You have a tendancy to dramatize the situation. I never claimed clergy to do so out of malicious intent. Its more of a “If i tell them this is necessary as a Catholic, then they might not like it, or i might appear to not want them to be happy and do what they want, so i’ll keep quiet.”
LOL it’s not drama. The priest is there to ensure that a couple can validly administer the sacrament to eachother. If he intentionally withholds information than he becomes party to falsely administering a sacrament. This is not the same if he doesn’t ask/doesn’t think to ask or assumes.
This is different than when he is not aiding in administering a sacrament.
Your statement is very vague. If you’re talking about who takes out the trash and marital life…yeah the priest is being a bit soft and could stand to do better. This is what I’m referring to. I
f this is in regards to the insolubility of marriage the priest is maliciously neglecting his duties. This is between the Priest and God and hopefully his superiors would be having these conversations with him. One would have to know what is going on in the mind of a priest. This is a huge and serious accusation–I expound upon that below.

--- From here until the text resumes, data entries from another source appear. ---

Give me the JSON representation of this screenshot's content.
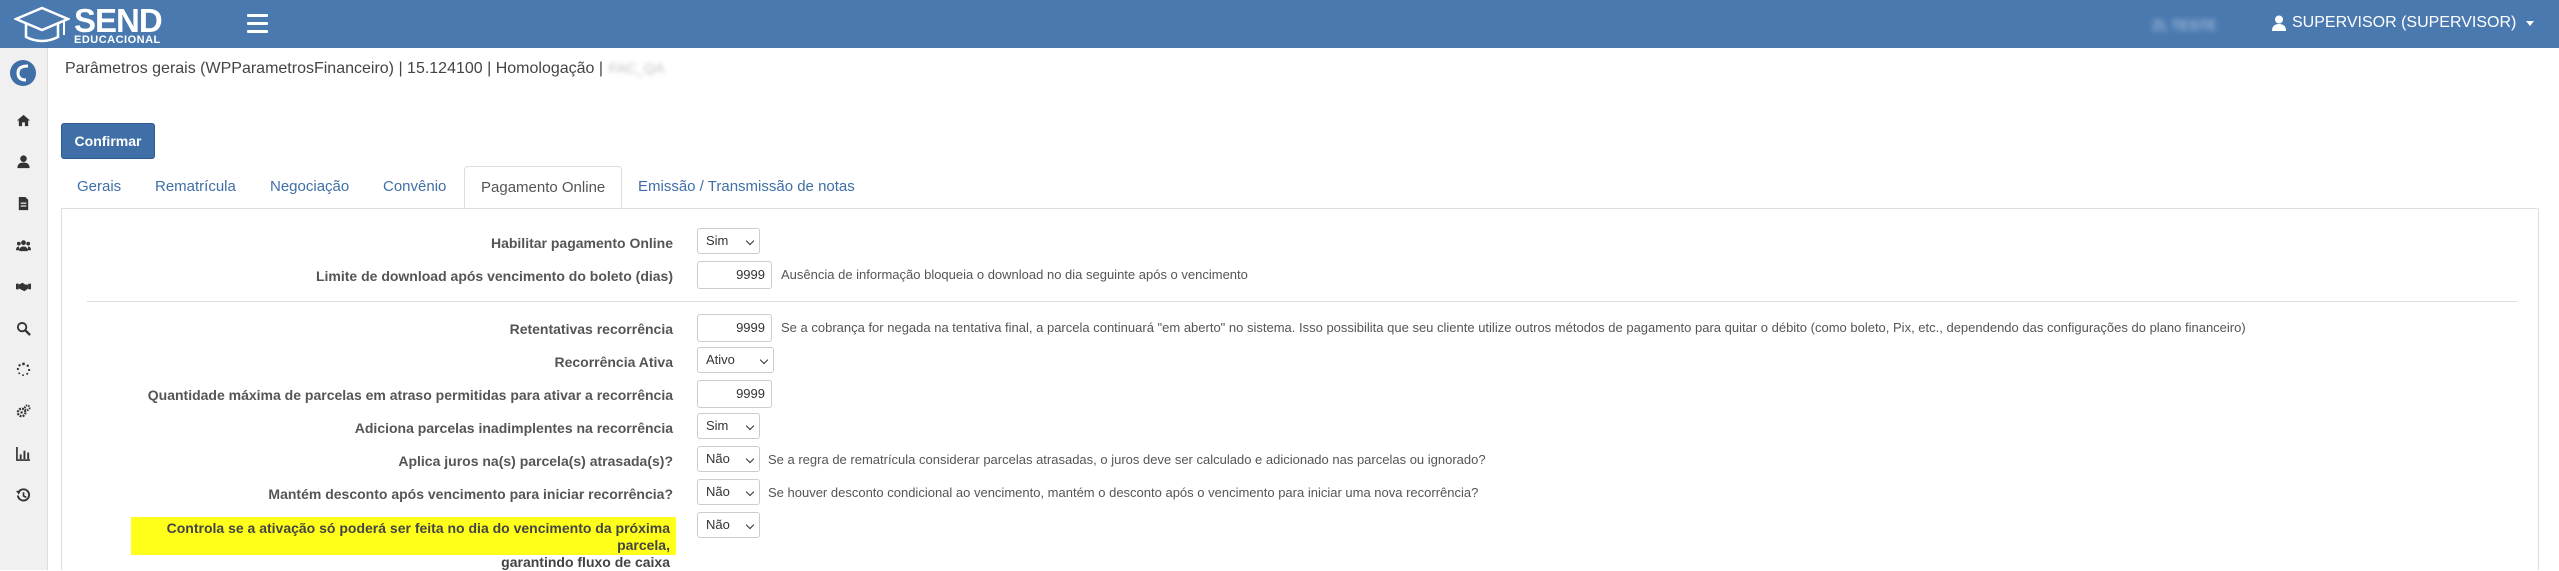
{
  "header": {
    "logo_main": "SEND",
    "logo_sub": "EDUCACIONAL",
    "blurred_context": "ZL TESTE",
    "user_label": "SUPERVISOR (SUPERVISOR)"
  },
  "page": {
    "breadcrumb": "Parâmetros gerais (WPParametrosFinanceiro) | 15.124100 | Homologação |",
    "breadcrumb_blurred": "FAC_QA",
    "confirm_label": "Confirmar"
  },
  "tabs": [
    {
      "label": "Gerais"
    },
    {
      "label": "Rematrícula"
    },
    {
      "label": "Negociação"
    },
    {
      "label": "Convênio"
    },
    {
      "label": "Pagamento Online"
    },
    {
      "label": "Emissão / Transmissão de notas"
    }
  ],
  "form": {
    "habilitar": {
      "label": "Habilitar pagamento Online",
      "value": "Sim"
    },
    "limite": {
      "label": "Limite de download após vencimento do boleto (dias)",
      "value": "9999",
      "hint": "Ausência de informação bloqueia o download no dia seguinte após o vencimento"
    },
    "retentativas": {
      "label": "Retentativas recorrência",
      "value": "9999",
      "hint": "Se a cobrança for negada na tentativa final, a parcela continuará \"em aberto\" no sistema. Isso possibilita que seu cliente utilize outros métodos de pagamento para quitar o débito (como boleto, Pix, etc., dependendo das configurações do plano financeiro)"
    },
    "recorrencia_ativa": {
      "label": "Recorrência Ativa",
      "value": "Ativo"
    },
    "qtd_max": {
      "label": "Quantidade máxima de parcelas em atraso permitidas para ativar a recorrência",
      "value": "9999"
    },
    "adiciona": {
      "label": "Adiciona parcelas inadimplentes na recorrência",
      "value": "Sim"
    },
    "juros": {
      "label": "Aplica juros na(s) parcela(s) atrasada(s)?",
      "value": "Não",
      "hint": "Se a regra de rematrícula considerar parcelas atrasadas, o juros deve ser calculado e adicionado nas parcelas ou ignorado?"
    },
    "desconto": {
      "label": "Mantém desconto após vencimento para iniciar recorrência?",
      "value": "Não",
      "hint": "Se houver desconto condicional ao vencimento, mantém o desconto após o vencimento para iniciar uma nova recorrência?"
    },
    "controla": {
      "label_line1": "Controla se a ativação só poderá ser feita no dia do vencimento da próxima parcela,",
      "label_line2": "garantindo fluxo de caixa",
      "value": "Não"
    }
  },
  "colors": {
    "topbar": "#4a79b0",
    "accent": "#3f6fa6",
    "highlight": "#ffff1a"
  }
}
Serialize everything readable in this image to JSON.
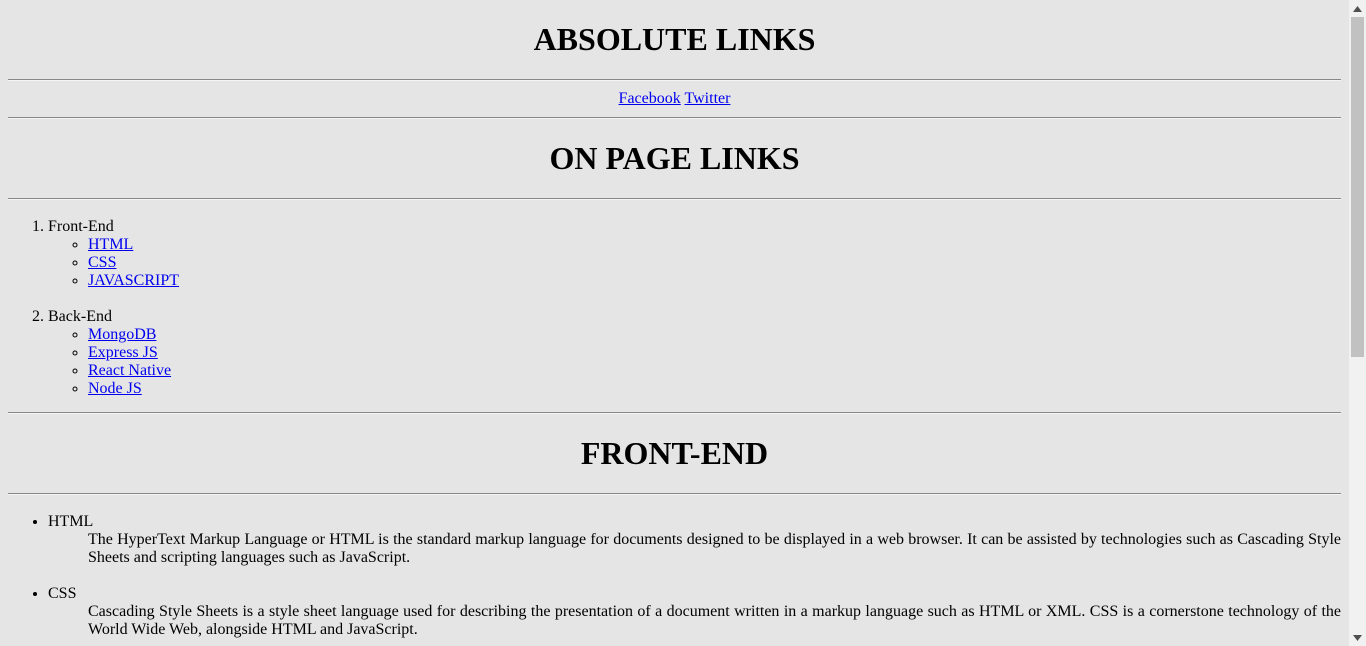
{
  "absolute": {
    "heading": "ABSOLUTE LINKS",
    "links": [
      "Facebook",
      "Twitter"
    ]
  },
  "onpage": {
    "heading": "ON PAGE LINKS",
    "groups": [
      {
        "label": "Front-End",
        "items": [
          "HTML",
          "CSS",
          "JAVASCRIPT"
        ]
      },
      {
        "label": "Back-End",
        "items": [
          "MongoDB",
          "Express JS",
          "React Native",
          "Node JS"
        ]
      }
    ]
  },
  "frontend": {
    "heading": "FRONT-END",
    "terms": [
      {
        "term": "HTML",
        "definition": "The HyperText Markup Language or HTML is the standard markup language for documents designed to be displayed in a web browser. It can be assisted by technologies such as Cascading Style Sheets and scripting languages such as JavaScript."
      },
      {
        "term": "CSS",
        "definition": "Cascading Style Sheets is a style sheet language used for describing the presentation of a document written in a markup language such as HTML or XML. CSS is a cornerstone technology of the World Wide Web, alongside HTML and JavaScript."
      }
    ]
  },
  "colors": {
    "background": "#e5e5e5",
    "link": "#0000ee",
    "scrollbar_track": "#f1f1f1",
    "scrollbar_thumb": "#c1c1c1"
  },
  "icons": {
    "scroll_up": "triangle-up-icon",
    "scroll_down": "triangle-down-icon"
  }
}
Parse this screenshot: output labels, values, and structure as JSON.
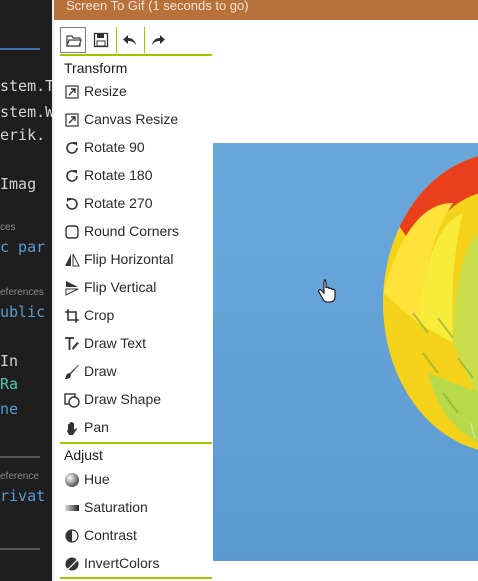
{
  "editor": {
    "lines": [
      {
        "text": "stem.T",
        "kind": "code",
        "color": "#d4d4d4"
      },
      {
        "text": "stem.W",
        "kind": "code",
        "color": "#d4d4d4"
      },
      {
        "text": "erik.",
        "kind": "code",
        "color": "#d4d4d4"
      },
      {
        "text": "Imag",
        "kind": "code",
        "color": "#d4d4d4"
      },
      {
        "text": "ces",
        "kind": "small",
        "color": "#8a8a8a"
      },
      {
        "text": "c par",
        "kind": "code",
        "color": "#569cd6"
      },
      {
        "text": "eferences",
        "kind": "small",
        "color": "#8a8a8a"
      },
      {
        "text": "ublic",
        "kind": "code",
        "color": "#569cd6"
      },
      {
        "text": "In",
        "kind": "code",
        "color": "#d4d4d4"
      },
      {
        "text": "Ra",
        "kind": "code",
        "color": "#4ec9b0"
      },
      {
        "text": "ne",
        "kind": "code",
        "color": "#569cd6"
      },
      {
        "text": "eference",
        "kind": "small",
        "color": "#8a8a8a"
      },
      {
        "text": "rivat",
        "kind": "code",
        "color": "#569cd6"
      }
    ]
  },
  "window": {
    "title": "Screen To Gif (1 seconds to go)",
    "accent_color": "#a3c400",
    "title_bar_color": "#b8713b"
  },
  "toolbar": {
    "buttons": [
      {
        "name": "open-button",
        "icon": "folder-open-icon"
      },
      {
        "name": "save-button",
        "icon": "floppy-disk-icon"
      },
      {
        "name": "undo-button",
        "icon": "undo-arrow-icon"
      },
      {
        "name": "redo-button",
        "icon": "redo-arrow-icon"
      }
    ]
  },
  "transform": {
    "title": "Transform",
    "items": [
      {
        "label": "Resize",
        "icon": "resize-icon"
      },
      {
        "label": "Canvas Resize",
        "icon": "canvas-resize-icon"
      },
      {
        "label": "Rotate 90",
        "icon": "rotate-90-icon"
      },
      {
        "label": "Rotate 180",
        "icon": "rotate-180-icon"
      },
      {
        "label": "Rotate 270",
        "icon": "rotate-270-icon"
      },
      {
        "label": "Round Corners",
        "icon": "round-corners-icon"
      },
      {
        "label": "Flip Horizontal",
        "icon": "flip-horizontal-icon"
      },
      {
        "label": "Flip Vertical",
        "icon": "flip-vertical-icon"
      },
      {
        "label": "Crop",
        "icon": "crop-icon"
      },
      {
        "label": "Draw Text",
        "icon": "draw-text-icon"
      },
      {
        "label": "Draw",
        "icon": "brush-icon"
      },
      {
        "label": "Draw Shape",
        "icon": "draw-shape-icon"
      },
      {
        "label": "Pan",
        "icon": "hand-icon"
      }
    ]
  },
  "adjust": {
    "title": "Adjust",
    "items": [
      {
        "label": "Hue",
        "icon": "hue-icon"
      },
      {
        "label": "Saturation",
        "icon": "saturation-icon"
      },
      {
        "label": "Contrast",
        "icon": "contrast-icon"
      },
      {
        "label": "InvertColors",
        "icon": "invert-colors-icon"
      }
    ]
  },
  "preview": {
    "sky_color": "#5d9fd6",
    "balloon_colors": [
      "#e8401d",
      "#ffd21a",
      "#f7e81e",
      "#b8d94a"
    ]
  }
}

Thank you. So a pastor who knew this was happening, and even asked, but said nothing, would that pastor want the couple to know the Truth, or be ignorrant of the Truth?
He asked the couple or he
was asked by the couple?
He cannot be responsible if the couple ignores his invitation to speak, no matter if it is one or both parties. If the priest is preparing them for marriage he should be instructing them in this matter. However, if there are other pressing matters that come up in marriage prep and he forgets to address that one, it’s TOTALLY different than if he actively avoids answering their questions. In the case of the former, we cannot know if this was intentional or accidental. It is only in the case of the latter where we can presume he withheld information for his own comfort.
Council of this nature should always be done in
private and that can mean that only one party of a couple is counseled at a time. The other party
could share this information but doesn’t have to. There is nothing in sacramental prep or general counsel of a priest that indicates a couple must be approached in public. There is nothing that indicates a couple must be counseled together. There is no right of a civilly, sacramentally or otherwise “married” or engaged individual to know what a priest did or didn’t say to the other spouse.